Citation needed for that 15% number. Even if it’s true, it absolutely isn’t true for all age groups. Give to 20-29 year volunteers. There were hundreds of thousands who volunteered.
What our (Lithuania) officials say is that about 5% of the cases are hospitalized. We are close to the top by the number of new infections per 100000 pop.
Are challenge trials for dearly diseases even legal?
I'm not an expert, but my understanding is that the error bars on efficacy for the single dose are quite large, just because of how the studies are conducted. Moderna's lower bound was below 70% with a single dose, and Pfizer's is below 30%. That's not to say that a single does is definitely not effective, just that there's a lot more uncertainty, and so the bounds are much looser. We also don't know whether giving a second dose a few months later rather than a few weeks later would work as well.

Depending on supply forecasts, it might be worth running a new trial to get a better handle on the efficacy of a single dose, but going that route now would definitely be a gamble. Especially since we're formulating this single dose hypothesis after having run the experiment and seen the results, which is always a dangerous approach.

Still, the data do seem to suggest that it's very plausible that a single dose would be sufficient. If things get bad enough, or supply is low enough, maybe that's a gamble worth taking.

One thing to consider is that vaccine production is going to scale up in time; since the second dose is a month after the first, giving two doses instead of one will not mean that half the number of people will be vaccinated.

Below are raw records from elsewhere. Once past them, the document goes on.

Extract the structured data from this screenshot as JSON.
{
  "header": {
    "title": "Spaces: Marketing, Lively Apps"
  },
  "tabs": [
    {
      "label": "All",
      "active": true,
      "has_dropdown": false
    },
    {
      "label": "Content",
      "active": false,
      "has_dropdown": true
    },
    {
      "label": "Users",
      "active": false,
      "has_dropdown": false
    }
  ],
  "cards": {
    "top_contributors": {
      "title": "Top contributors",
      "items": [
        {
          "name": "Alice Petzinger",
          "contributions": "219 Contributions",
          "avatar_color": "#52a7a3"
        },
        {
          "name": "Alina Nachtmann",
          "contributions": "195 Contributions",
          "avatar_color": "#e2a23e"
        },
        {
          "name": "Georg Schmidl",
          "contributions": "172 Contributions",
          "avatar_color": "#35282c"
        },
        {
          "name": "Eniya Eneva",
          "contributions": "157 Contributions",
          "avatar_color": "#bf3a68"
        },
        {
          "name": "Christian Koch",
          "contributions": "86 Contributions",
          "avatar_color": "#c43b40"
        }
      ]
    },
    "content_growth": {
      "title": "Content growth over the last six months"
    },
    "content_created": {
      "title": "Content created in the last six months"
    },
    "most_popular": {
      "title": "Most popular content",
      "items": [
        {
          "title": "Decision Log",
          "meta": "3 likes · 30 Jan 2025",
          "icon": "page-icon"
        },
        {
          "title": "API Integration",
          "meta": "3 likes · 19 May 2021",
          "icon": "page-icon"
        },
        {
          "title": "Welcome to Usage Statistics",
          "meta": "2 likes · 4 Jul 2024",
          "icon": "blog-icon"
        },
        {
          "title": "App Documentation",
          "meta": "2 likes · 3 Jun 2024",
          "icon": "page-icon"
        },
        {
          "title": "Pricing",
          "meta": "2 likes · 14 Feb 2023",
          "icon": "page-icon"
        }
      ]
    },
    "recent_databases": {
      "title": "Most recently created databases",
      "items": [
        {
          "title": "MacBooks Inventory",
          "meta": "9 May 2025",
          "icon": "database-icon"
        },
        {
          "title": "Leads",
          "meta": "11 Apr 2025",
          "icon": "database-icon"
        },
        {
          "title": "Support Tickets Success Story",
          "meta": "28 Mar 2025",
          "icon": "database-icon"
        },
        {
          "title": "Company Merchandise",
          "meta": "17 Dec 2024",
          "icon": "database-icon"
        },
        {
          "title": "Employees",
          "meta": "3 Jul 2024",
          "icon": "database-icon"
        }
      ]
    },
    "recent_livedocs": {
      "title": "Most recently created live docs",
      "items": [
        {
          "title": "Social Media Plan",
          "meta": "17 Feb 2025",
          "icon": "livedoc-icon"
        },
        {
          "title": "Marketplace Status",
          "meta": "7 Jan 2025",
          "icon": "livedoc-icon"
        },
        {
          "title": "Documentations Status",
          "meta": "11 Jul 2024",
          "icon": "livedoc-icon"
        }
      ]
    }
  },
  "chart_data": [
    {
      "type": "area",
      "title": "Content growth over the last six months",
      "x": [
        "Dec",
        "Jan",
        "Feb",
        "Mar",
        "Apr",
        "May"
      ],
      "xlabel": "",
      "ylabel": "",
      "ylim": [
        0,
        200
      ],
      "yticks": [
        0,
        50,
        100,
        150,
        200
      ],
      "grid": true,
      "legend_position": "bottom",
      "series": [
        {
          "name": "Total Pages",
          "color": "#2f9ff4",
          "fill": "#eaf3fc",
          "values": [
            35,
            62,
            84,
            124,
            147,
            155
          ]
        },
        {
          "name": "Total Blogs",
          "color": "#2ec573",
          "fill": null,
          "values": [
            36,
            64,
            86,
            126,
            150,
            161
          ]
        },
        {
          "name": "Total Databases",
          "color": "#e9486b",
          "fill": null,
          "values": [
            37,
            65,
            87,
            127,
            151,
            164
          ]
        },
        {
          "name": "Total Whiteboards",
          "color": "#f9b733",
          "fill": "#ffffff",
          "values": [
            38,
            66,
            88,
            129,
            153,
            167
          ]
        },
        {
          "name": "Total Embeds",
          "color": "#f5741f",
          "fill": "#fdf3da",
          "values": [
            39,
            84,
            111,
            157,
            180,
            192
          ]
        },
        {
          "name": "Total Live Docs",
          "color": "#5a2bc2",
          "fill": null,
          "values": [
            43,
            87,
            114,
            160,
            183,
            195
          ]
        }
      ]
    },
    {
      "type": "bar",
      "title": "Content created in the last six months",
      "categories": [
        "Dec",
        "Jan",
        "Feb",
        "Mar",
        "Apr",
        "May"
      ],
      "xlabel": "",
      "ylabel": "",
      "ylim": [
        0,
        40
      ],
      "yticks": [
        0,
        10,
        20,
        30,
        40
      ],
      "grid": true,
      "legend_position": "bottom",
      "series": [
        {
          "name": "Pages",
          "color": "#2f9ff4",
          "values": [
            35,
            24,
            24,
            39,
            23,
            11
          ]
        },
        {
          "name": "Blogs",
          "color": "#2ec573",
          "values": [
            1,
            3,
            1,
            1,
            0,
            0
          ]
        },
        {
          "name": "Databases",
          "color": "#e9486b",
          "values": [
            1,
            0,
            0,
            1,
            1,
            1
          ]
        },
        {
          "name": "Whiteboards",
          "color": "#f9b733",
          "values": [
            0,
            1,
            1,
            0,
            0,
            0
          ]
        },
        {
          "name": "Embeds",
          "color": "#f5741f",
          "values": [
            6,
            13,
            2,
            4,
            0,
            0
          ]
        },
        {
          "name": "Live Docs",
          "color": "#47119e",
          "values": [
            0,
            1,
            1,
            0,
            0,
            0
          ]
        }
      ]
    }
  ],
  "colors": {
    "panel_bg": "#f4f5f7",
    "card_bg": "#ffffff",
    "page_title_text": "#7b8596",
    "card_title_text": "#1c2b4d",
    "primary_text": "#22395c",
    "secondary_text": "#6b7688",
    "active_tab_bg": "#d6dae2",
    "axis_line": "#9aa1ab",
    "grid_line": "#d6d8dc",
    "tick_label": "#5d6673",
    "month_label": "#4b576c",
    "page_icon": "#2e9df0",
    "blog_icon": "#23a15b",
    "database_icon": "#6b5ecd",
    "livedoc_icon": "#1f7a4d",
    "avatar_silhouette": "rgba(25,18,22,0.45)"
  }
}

Assuming, for the sake of the argument, that vaccine production doubles every month, at any given point after the first month the amount of people that have received at least one does will be a bout 2/3rds of the single dose protocol.
Noone has tested single-dose.

In this case it may sound like too much nitpicking, but the general principle is that you don't roll out something you haven't tested in a trial. In general this is a good principle. I hope they'll do trials comparing single to double-dose soon.